FIG. 1 is an explanatory diagram of a mechanism showing a combination of a perspective view and a cross-sectional view of an entire configuration of a manual valve operation system including a detent device of the present invention.

FIG. 2 is a perspective view showing a detent device according to the first embodiment of the present invention.

FIG. 3 is a perspective view showing a detent device according to a second embodiment of the present invention.

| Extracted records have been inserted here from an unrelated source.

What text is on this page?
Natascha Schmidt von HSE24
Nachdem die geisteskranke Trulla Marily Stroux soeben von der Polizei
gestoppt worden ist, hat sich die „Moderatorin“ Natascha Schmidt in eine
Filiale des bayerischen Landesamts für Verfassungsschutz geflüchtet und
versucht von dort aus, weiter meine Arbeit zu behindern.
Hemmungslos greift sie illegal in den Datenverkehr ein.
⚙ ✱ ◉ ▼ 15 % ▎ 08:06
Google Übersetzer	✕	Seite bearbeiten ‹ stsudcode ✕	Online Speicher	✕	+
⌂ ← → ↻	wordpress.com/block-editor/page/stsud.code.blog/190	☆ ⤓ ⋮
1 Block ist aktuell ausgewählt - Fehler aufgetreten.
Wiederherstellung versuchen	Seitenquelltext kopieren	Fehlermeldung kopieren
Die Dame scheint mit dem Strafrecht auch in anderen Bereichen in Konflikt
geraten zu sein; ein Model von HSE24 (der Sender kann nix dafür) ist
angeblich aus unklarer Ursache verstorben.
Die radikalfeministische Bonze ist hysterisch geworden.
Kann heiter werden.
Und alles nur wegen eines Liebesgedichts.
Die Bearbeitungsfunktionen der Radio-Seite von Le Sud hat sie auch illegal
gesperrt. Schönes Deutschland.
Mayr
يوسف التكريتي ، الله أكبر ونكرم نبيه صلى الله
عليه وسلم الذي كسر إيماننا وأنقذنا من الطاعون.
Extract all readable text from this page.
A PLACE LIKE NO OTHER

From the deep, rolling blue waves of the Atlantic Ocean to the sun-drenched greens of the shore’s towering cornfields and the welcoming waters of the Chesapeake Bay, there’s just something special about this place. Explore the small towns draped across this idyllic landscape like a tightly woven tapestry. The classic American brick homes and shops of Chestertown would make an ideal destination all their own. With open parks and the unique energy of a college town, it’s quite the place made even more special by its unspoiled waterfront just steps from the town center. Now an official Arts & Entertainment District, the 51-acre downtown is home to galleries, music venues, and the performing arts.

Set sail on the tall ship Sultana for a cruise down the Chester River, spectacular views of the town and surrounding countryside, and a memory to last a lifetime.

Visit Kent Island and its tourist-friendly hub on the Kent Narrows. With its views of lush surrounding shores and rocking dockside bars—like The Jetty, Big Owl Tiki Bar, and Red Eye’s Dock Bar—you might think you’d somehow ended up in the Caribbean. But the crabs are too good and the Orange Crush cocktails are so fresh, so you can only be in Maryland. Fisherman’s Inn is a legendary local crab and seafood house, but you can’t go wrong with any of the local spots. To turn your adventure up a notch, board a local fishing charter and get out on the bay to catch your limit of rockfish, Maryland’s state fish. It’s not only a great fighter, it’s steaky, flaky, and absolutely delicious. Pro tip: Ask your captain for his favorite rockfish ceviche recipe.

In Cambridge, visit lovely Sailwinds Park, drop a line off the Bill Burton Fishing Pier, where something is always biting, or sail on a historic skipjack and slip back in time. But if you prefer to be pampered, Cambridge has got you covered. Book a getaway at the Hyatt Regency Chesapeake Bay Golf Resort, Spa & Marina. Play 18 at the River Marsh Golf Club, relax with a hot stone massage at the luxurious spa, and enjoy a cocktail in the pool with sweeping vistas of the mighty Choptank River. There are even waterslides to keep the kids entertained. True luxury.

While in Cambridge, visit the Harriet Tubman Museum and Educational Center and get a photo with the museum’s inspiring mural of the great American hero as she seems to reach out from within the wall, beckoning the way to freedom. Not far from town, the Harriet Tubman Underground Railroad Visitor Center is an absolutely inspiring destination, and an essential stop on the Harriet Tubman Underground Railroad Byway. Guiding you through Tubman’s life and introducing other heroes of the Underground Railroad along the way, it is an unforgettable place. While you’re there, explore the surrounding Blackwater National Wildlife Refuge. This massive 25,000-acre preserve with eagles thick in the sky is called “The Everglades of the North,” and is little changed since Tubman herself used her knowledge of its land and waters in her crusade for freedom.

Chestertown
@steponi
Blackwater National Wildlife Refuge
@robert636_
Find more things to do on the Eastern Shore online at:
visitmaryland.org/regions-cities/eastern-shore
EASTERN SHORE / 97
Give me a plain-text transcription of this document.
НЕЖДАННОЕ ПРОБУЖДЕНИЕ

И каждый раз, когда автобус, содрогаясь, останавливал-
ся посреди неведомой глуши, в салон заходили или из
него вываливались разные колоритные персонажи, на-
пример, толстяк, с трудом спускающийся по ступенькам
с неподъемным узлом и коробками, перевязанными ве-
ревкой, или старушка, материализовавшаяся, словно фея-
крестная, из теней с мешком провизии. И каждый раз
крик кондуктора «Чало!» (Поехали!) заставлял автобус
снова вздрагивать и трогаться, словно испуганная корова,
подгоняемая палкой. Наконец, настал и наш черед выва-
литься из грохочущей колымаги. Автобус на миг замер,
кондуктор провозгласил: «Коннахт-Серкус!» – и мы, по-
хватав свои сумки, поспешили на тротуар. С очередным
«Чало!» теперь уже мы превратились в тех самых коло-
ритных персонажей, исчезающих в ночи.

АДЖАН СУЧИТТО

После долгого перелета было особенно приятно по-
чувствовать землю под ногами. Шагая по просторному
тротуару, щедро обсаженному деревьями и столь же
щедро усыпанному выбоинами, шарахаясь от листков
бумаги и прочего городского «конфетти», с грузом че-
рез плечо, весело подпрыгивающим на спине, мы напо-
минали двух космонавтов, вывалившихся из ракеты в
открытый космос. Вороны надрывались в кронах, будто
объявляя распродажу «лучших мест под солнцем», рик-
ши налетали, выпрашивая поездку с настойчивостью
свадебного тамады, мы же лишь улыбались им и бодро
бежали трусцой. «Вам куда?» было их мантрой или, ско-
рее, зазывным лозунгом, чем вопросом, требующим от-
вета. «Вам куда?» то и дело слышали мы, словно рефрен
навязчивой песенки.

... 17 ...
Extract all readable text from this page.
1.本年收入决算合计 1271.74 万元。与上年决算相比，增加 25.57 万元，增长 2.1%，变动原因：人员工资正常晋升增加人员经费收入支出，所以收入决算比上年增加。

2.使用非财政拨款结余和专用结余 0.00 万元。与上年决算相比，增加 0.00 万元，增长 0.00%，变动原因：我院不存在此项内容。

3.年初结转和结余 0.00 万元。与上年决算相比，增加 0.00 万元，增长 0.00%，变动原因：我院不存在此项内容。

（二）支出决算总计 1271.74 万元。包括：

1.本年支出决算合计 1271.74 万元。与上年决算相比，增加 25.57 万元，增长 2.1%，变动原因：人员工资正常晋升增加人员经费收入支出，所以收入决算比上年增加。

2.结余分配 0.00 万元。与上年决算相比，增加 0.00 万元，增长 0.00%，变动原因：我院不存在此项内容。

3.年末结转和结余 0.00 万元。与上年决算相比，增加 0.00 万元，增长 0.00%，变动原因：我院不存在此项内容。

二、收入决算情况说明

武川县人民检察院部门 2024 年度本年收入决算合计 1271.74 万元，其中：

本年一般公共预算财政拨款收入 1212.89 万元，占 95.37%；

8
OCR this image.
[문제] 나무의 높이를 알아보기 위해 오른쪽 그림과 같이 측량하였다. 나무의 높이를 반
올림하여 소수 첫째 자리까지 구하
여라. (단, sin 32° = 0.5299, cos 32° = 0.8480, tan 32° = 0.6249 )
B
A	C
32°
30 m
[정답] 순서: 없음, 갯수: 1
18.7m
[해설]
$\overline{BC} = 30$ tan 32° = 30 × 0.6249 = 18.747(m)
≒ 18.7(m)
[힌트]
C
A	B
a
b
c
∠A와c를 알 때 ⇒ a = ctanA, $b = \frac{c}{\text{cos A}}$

FIG. 4 is a perspective view showing a detent device according to a third embodiment of the present invention.

[Explanation of symbols]

 2 Position Sensor 43 Manual Shaft 51 Detent Lever 51A Point Symmetric Detent Lever (Inclination Restriction Means) 51a Cam Surface 51b Cam Surface (Inclination Restriction Means) 52 Roller 52a Flange (Axial Movement Restriction Means) 52b Concave Curved Surface (Axial Movement Restriction Means) 53) Detent spring 54 Roller (tilt restricting means) 55 Detent spring (tilt restricting means)

Claims (7)

[Claims] 1. A detent device for an automatic transmission manual shaft, comprising: a detent lever fixed to a manual shaft connected to a position sensor; and a detent spring pressing a roller against a cam surface of the detent lever. A detent device for a manual shaft of an automatic transmission, comprising a restricting means for restricting displacement of a detent lever other than displacement caused by rotation of the shaft around an axis. 2. The automatic transmission manual shaft detent apparatus according to claim 1, wherein said restriction means is an axial movement restriction means for restricting an axial movement of said detent lever. 3. The automatic transmission manual shaft detent apparatus according to claim 1, wherein said restricting means is an inclination restricting means for restricting an inclination of said detent lever. 4. The automatic transmission according to claim 1, wherein said restricting means comprises an axial movement restricting means for restricting axial movement of said detent lever, and an inclination restricting means for restricting inclination of said detent lever. Manual shaft detent device. 5. The automatic transmission manual shaft detent apparatus according to claim 2, wherein said axial movement restricting means is constituted by a flange protruding from said roller with a detent lever sandwiched therebetween. 6. The detent apparatus for a manual shaft of an automatic transmission according to claim 2, wherein said axial movement restricting means comprises a concave curved surface of a roller abutting on a cam surface of said detent lever. 7. A detent lever having a pair of cam surfaces which are point-symmetric with respect to an axis of the manual shaft, and a pair of detents which press respective rollers against the pair of cam surfaces of the detent lever. The detent device for an automatic transmission manual shaft according to any one of claims 3 to 6, comprising a spring.